Après les salutations d'usage, celui-ci me montre ses toutes nouvelles RRD Twinser Wave de 76 et 84 litres. Après des années d'utilisation d'un single ou d'un thruster dans les vagues, c'est en ce moment la révolution sur tous les spots de la planète. Beaucoup de rideurs ne jurent plus que par ces planches munies de 2 ailerons. Kauli Seadi a été le premier professionnel à remettre à l'ordre du jour cette configuration de dérives sur ses prototypes JP Australia shapés par Keith Teboul. L'avantage est de pouvoir augmenter le nombre de virages sur l'épaule de la vague tout en restant plus facilement au coeur de celle-ci. Vu les conditions, ce n'est pas aujourd'hui que l'on va pouvoir profiter de cette avancée technologique et plutôt que de rester à regarder la mer assis sur la digue, je propose à Fabrice de lui prêter un surf. '' Non merci, mais ne t'inquiètes pas, je vais aller visser mes footstraps sur mes 2 planches puis tenter d'attraper quelques vagues !'', voilà pour sa réponse. Et tandis que je me dirige vers le line up en ramant sur ma 10 pieds Bob Pearson, je pense en mon fort intérieur qu'il ne va pas tarder à revenir rapidement sur sa décision après sa séance de bricolage... 
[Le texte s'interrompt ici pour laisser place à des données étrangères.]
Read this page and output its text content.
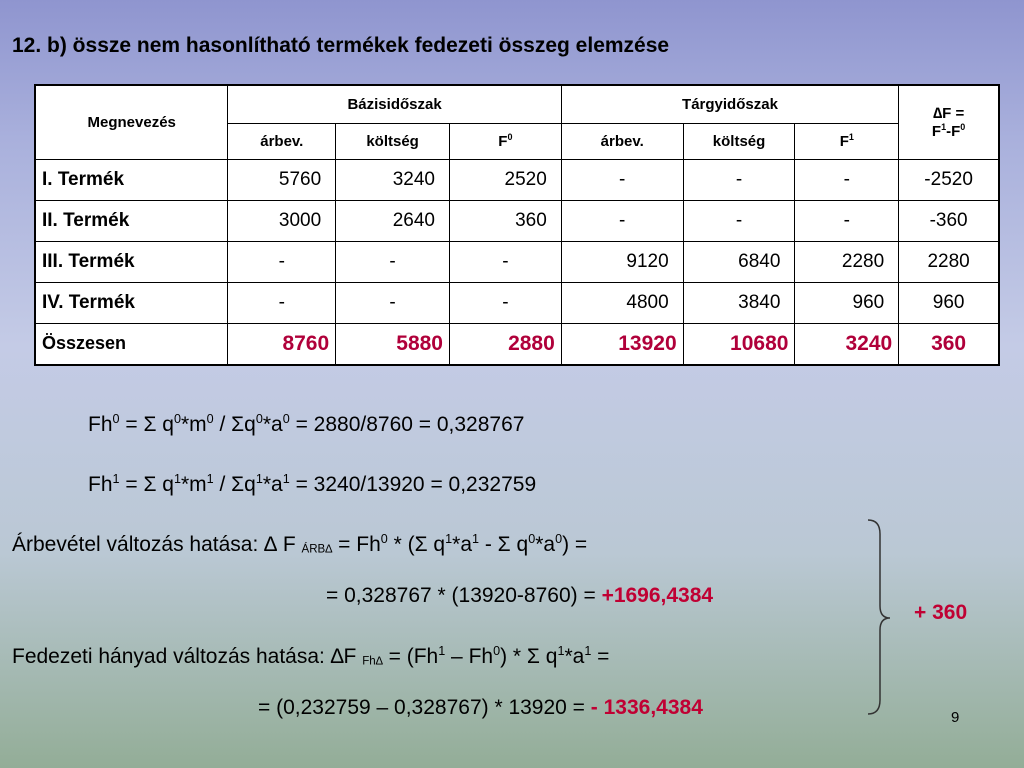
12. b) össze nem hasonlítható termékek fedezeti összeg elemzése
Megnevezés	Bázisidőszak			Tárgyidőszak			∆F =
$F^1-F^0$

	árbev.	költség	$F^0$	árbev.	költség	$F^1$
I. Termék	5760	3240	2520	-	-	-	-2520
II. Termék	3000	2640	360	-	-	-	-360
III. Termék	-	-	-	9120	6840	2280	2280
IV. Termék	-	-	-	4800	3840	960	960
Összesen	8760	5880	2880	13920	10680	3240	360
$Fh^0 = \Sigma$ $q^0*m^0 / \Sigma q^0*a^0 = 2880/8760 = 0,328767$
$Fh^1 = \Sigma$ $q^1*m^1 / \Sigma q^1*a^1 = 3240/13920 = 0,232759$
Árbevétel változás hatása: ∆ F ÁRB∆ = $Fh^0 * (\Sigma$ $q^1*a^1$ - Σ $q^0*a^0$) =
= 0,328767 * (13920-8760) = +1696,4384
Fedezeti hányad változás hatása: ∆F $Fh\Delta = (Fh^1 - Fh^0) * \Sigma$ $q^1*a^1$ =
= (0,232759 – 0,328767) * 13920 = - 1336,4384
+ 360
9
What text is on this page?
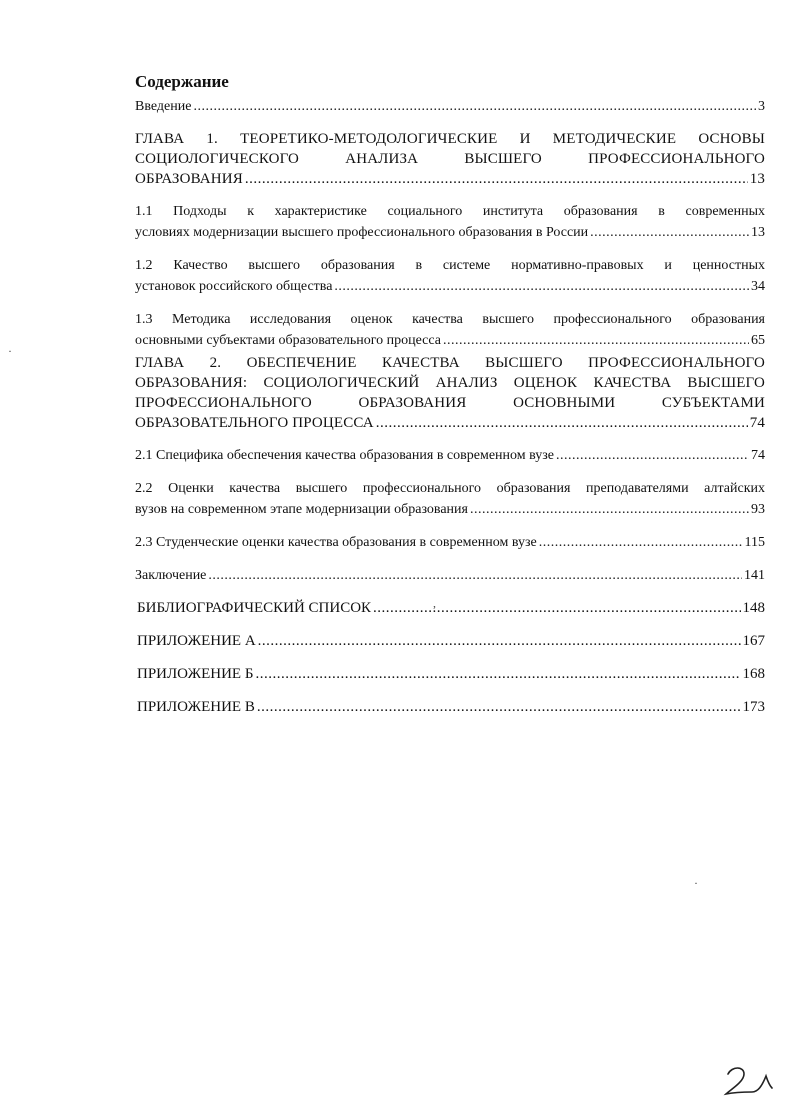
Содержание
Введение .....	3
ГЛАВА 1. ТЕОРЕТИКО-МЕТОДОЛОГИЧЕСКИЕ И МЕТОДИЧЕСКИЕ ОСНОВЫ
СОЦИОЛОГИЧЕСКОГО АНАЛИЗА ВЫСШЕГО ПРОФЕССИОНАЛЬНОГО
ОБРАЗОВАНИЯ .....	13
1.1 Подходы к характеристике социального института образования в современных
условиях модернизации высшего профессионального образования в России .....	13
1.2 Качество высшего образования в системе нормативно-правовых и ценностных
установок российского общества .....	34
1.3 Методика исследования оценок качества высшего профессионального образования
основными субъектами образовательного процесса .....	65
ГЛАВА 2. ОБЕСПЕЧЕНИЕ КАЧЕСТВА ВЫСШЕГО ПРОФЕССИОНАЛЬНОГО
ОБРАЗОВАНИЯ: СОЦИОЛОГИЧЕСКИЙ АНАЛИЗ ОЦЕНОК КАЧЕСТВА ВЫСШЕГО
ПРОФЕССИОНАЛЬНОГО ОБРАЗОВАНИЯ ОСНОВНЫМИ СУБЪЕКТАМИ
ОБРАЗОВАТЕЛЬНОГО ПРОЦЕССА .....	74
2.1 Специфика обеспечения качества образования в современном вузе .....	74
2.2 Оценки качества высшего профессионального образования преподавателями алтайских
вузов на современном этапе модернизации образования .....	93
2.3 Студенческие оценки качества образования в современном вузе .....	115
Заключение .....	141
БИБЛИОГРАФИЧЕСКИЙ СПИСОК .....	148
ПРИЛОЖЕНИЕ А .....	167
ПРИЛОЖЕНИЕ Б .....	168
ПРИЛОЖЕНИЕ В .....	173
·
,
·
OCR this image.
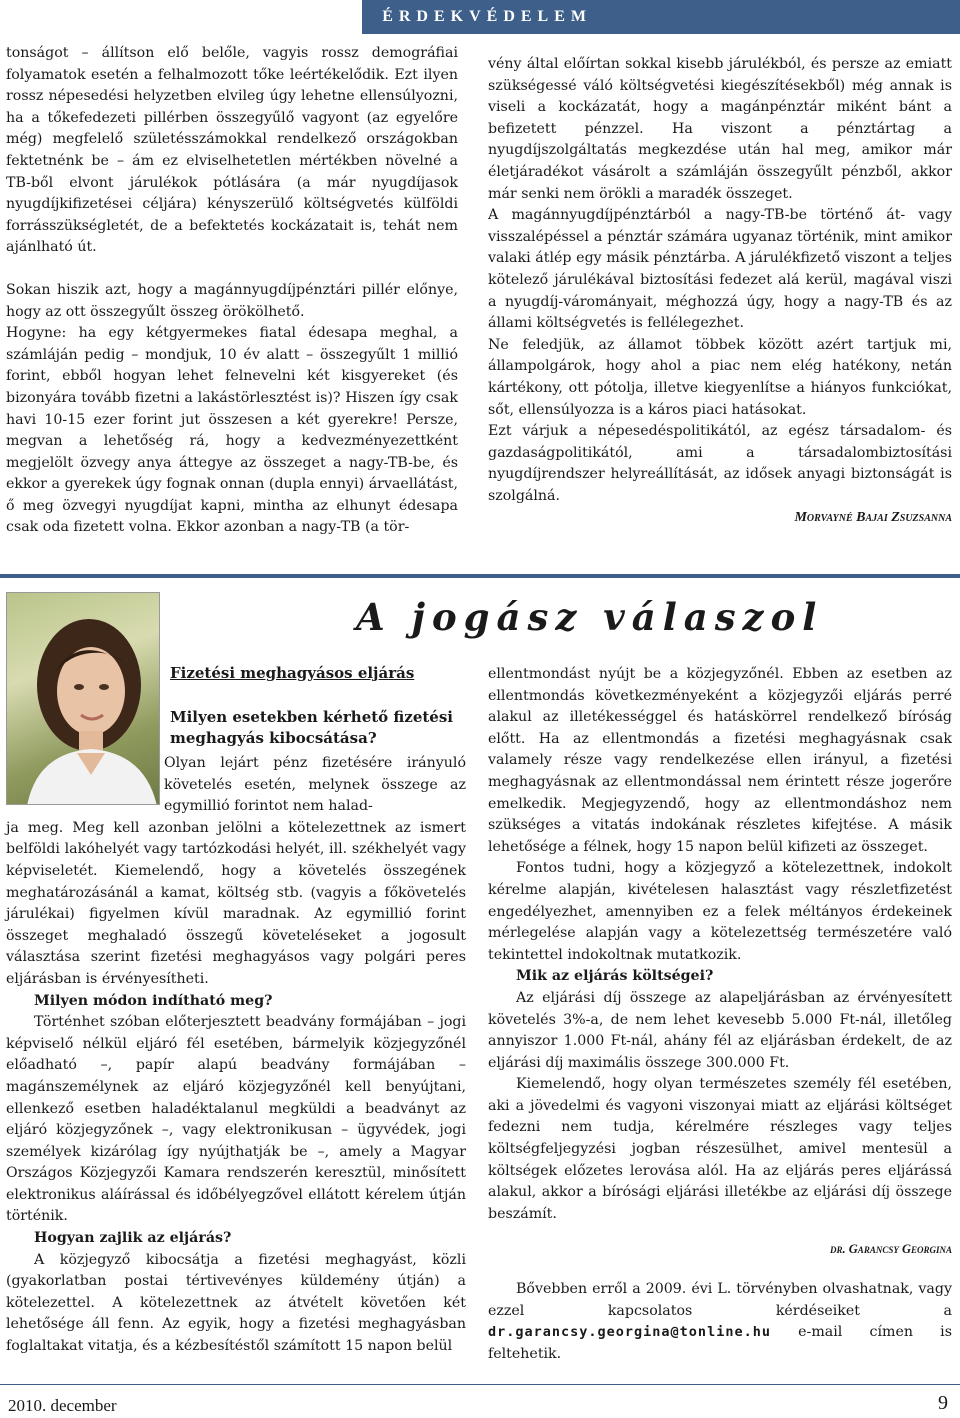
ÉRDEKVÉDELEM

tonságot – állítson elő belőle, vagyis rossz demográfiai folyamatok esetén a felhalmozott tőke leértékelődik. Ezt ilyen rossz népesedési helyzetben elvileg úgy lehetne ellensúlyozni, ha a tőkefedezeti pillérben összegyűlő vagyont (az egyelőre még) megfelelő születésszámokkal rendelkező országokban fektetnénk be – ám ez elviselhetetlen mértékben növelné a TB-ből elvont járulékok pótlására (a már nyugdíjasok nyugdíjkifizetései céljára) kényszerülő költségvetés külföldi forrásszükségletét, de a befektetés kockázatait is, tehát nem ajánlható út.

Sokan hiszik azt, hogy a magánnyugdíjpénztári pillér előnye, hogy az ott összegyűlt összeg örökölhető.

Hogyne: ha egy kétgyermekes fiatal édesapa meghal, a számláján pedig – mondjuk, 10 év alatt – összegyűlt 1 millió forint, ebből hogyan lehet felnevelni két kisgyereket (és bizonyára tovább fizetni a lakástörlesztést is)? Hiszen így csak havi 10-15 ezer forint jut összesen a két gyerekre! Persze, megvan a lehetőség rá, hogy a kedvezményezettként megjelölt özvegy anya áttegye az összeget a nagy-TB-be, és ekkor a gyerekek úgy fognak onnan (dupla ennyi) árvaellátást, ő meg özvegyi nyugdíjat kapni, mintha az elhunyt édesapa csak oda fizetett volna. Ekkor azonban a nagy-TB (a tör-

vény által előírtan sokkal kisebb járulékból, és persze az emiatt szükségessé váló költségvetési kiegészítésekből) még annak is viseli a kockázatát, hogy a magánpénztár miként bánt a befizetett pénzzel. Ha viszont a pénztártag a nyugdíjszolgáltatás megkezdése után hal meg, amikor már életjáradékot vásárolt a számláján összegyűlt pénzből, akkor már senki nem örökli a maradék összeget.

A magánnyugdíjpénztárból a nagy-TB-be történő át- vagy visszalépéssel a pénztár számára ugyanaz történik, mint amikor valaki átlép egy másik pénztárba. A járulékfizető viszont a teljes kötelező járulékával biztosítási fedezet alá kerül, magával viszi a nyugdíj-várományait, méghozzá úgy, hogy a nagy-TB és az állami költségvetés is fellélegezhet.

Ne feledjük, az államot többek között azért tartjuk mi, állampolgárok, hogy ahol a piac nem elég hatékony, netán kártékony, ott pótolja, illetve kiegyenlítse a hiányos funkciókat, sőt, ellensúlyozza is a káros piaci hatásokat.

Ezt várjuk a népesedéspolitikától, az egész társadalom- és gazdaságpolitikától, ami a társadalombiztosítási nyugdíjrendszer helyreállítását, az idősek anyagi biztonságát is szolgálná.

Morvayné Bajai Zsuzsanna

A jogász válaszol
Fizetési meghagyásos eljárás
Milyen esetekben kérhető fizetési meghagyás kibocsátása?

Olyan lejárt pénz fizetésére irányuló követelés esetén, melynek összege az egymillió forintot nem halad-

ja meg. Meg kell azonban jelölni a kötelezettnek az ismert belföldi lakóhelyét vagy tartózkodási helyét, ill. székhelyét vagy képviseletét. Kiemelendő, hogy a követelés összegének meghatározásánál a kamat, költség stb. (vagyis a főkövetelés járulékai) figyelmen kívül maradnak. Az egymillió forint összeget meghaladó összegű követeléseket a jogosult választása szerint fizetési meghagyásos vagy polgári peres eljárásban is érvényesítheti.

Milyen módon indítható meg?

Történhet szóban előterjesztett beadvány formájában – jogi képviselő nélkül eljáró fél esetében, bármelyik közjegyzőnél előadható –, papír alapú beadvány formájában – magánszemélynek az eljáró közjegyzőnél kell benyújtani, ellenkező esetben haladéktalanul megküldi a beadványt az eljáró közjegyzőnek –, vagy elektronikusan – ügyvédek, jogi személyek kizárólag így nyújthatják be –, amely a Magyar Országos Közjegyzői Kamara rendszerén keresztül, minősített elektronikus aláírással és időbélyegzővel ellátott kérelem útján történik.

Hogyan zajlik az eljárás?

A közjegyző kibocsátja a fizetési meghagyást, közli (gyakorlatban postai tértivevényes küldemény útján) a kötelezettel. A kötelezettnek az átvételt követően két lehetősége áll fenn. Az egyik, hogy a fizetési meghagyásban foglaltakat vitatja, és a kézbesítéstől számított 15 napon belül

ellentmondást nyújt be a közjegyzőnél. Ebben az esetben az ellentmondás következményeként a közjegyzői eljárás perré alakul az illetékességgel és hatáskörrel rendelkező bíróság előtt. Ha az ellentmondás a fizetési meghagyásnak csak valamely része vagy rendelkezése ellen irányul, a fizetési meghagyásnak az ellentmondással nem érintett része jogerőre emelkedik. Megjegyzendő, hogy az ellentmondáshoz nem szükséges a vitatás indokának részletes kifejtése. A másik lehetősége a félnek, hogy 15 napon belül kifizeti az összeget.

Fontos tudni, hogy a közjegyző a kötelezettnek, indokolt kérelme alapján, kivételesen halasztást vagy részletfizetést engedélyezhet, amennyiben ez a felek méltányos érdekeinek mérlegelése alapján vagy a kötelezettség természetére való tekintettel indokoltnak mutatkozik.

Mik az eljárás költségei?

Az eljárási díj összege az alapeljárásban az érvényesített követelés 3%-a, de nem lehet kevesebb 5.000 Ft-nál, illetőleg annyiszor 1.000 Ft-nál, ahány fél az eljárásban érdekelt, de az eljárási díj maximális összege 300.000 Ft.

Kiemelendő, hogy olyan természetes személy fél esetében, aki a jövedelmi és vagyoni viszonyai miatt az eljárási költséget fedezni nem tudja, kérelmére részleges vagy teljes költségfeljegyzési jogban részesülhet, amivel mentesül a költségek előzetes lerovása alól. Ha az eljárás peres eljárássá alakul, akkor a bírósági eljárási illetékbe az eljárási díj összege beszámít.

dr. Garancsy Georgina

Bővebben erről a 2009. évi L. törvényben olvashatnak, vagy ezzel kapcsolatos kérdéseiket a dr.garancsy.georgina@tonline.hu e-mail címen is feltehetik.

2010. december	9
Les séries sont plutôt sympathiques à rider en longboard car elles ouvrent correctement en gauche, et après quinze minutes de glisse, j'aperçois tout à coup Fabrice qui s'avance sur la plage armé de sa 84 litres et d'une 5.2 Neil Pryde... Zone ! Mise au point par Jason Polakow et Robert Stroj, c'est la voile la moins puissante de la marque, connue pour sa grande finesse et ses aptitudes à se faire oublier au surf down the line dans de solides conditions... Tout le contraire d'aujourd'hui, ce qui n'empêche pas notre hawaïen de service de rejoindre le pic en deux coups de cuillère à pot puis de commencer son festival ! Dans un souffle asthmatique, il arrive en jouant les équilibristes, à se placer sur la plus grosse vague de la série puis à suffisamment lofer pour regagner le terrain perdu pendant  le passage de la barre. Arrivé dans la zone d'impact, il abat alors plein largue sur l'épaule, de manière à générer le maximum de vitesse, puis s'en va taper 2 ou 3 rollers de belle facture. Grâce à sa technique affûtée dans le petit temps et maintenant la petite taille de ses 2 ailerons, ses prises de carre sont très appuyées lors du bottom turn, et il nous gratifie en plus de jolis slashs en fin de off the lip. Gaël Pilastre, l'un des responsables du club, profite de l'occasion pour sortir son appareil photo après avoir rangé son aile et sa planche de kitesurf. L'un de ses clichés aura les faveurs de la presse spécialisée et paraîtra  dans Wind Magazine.

16 h 45, même endroit.

Il est temps de ranger mon matériel et de filer chercher ma fille Agathe à l'école primaire. En faisant demi-tour sur la digue, je constate que le vent a repris des tours et qu'il souffle maintenant à 12-15 noeuds. Fabrice est au taquet au surf, et ma dernière image de lui est un aérial off the lip à plus d'1 m 50 au dessus de la vague, après une impulsion digne d'un gymnaste sur un trampoline ! Oui, décidément, le garçon est vraiment très doué dans le lightwind...

4) Les cerfs. (2021)


Caen, Calvados, France, mai 2008, 12 h 30.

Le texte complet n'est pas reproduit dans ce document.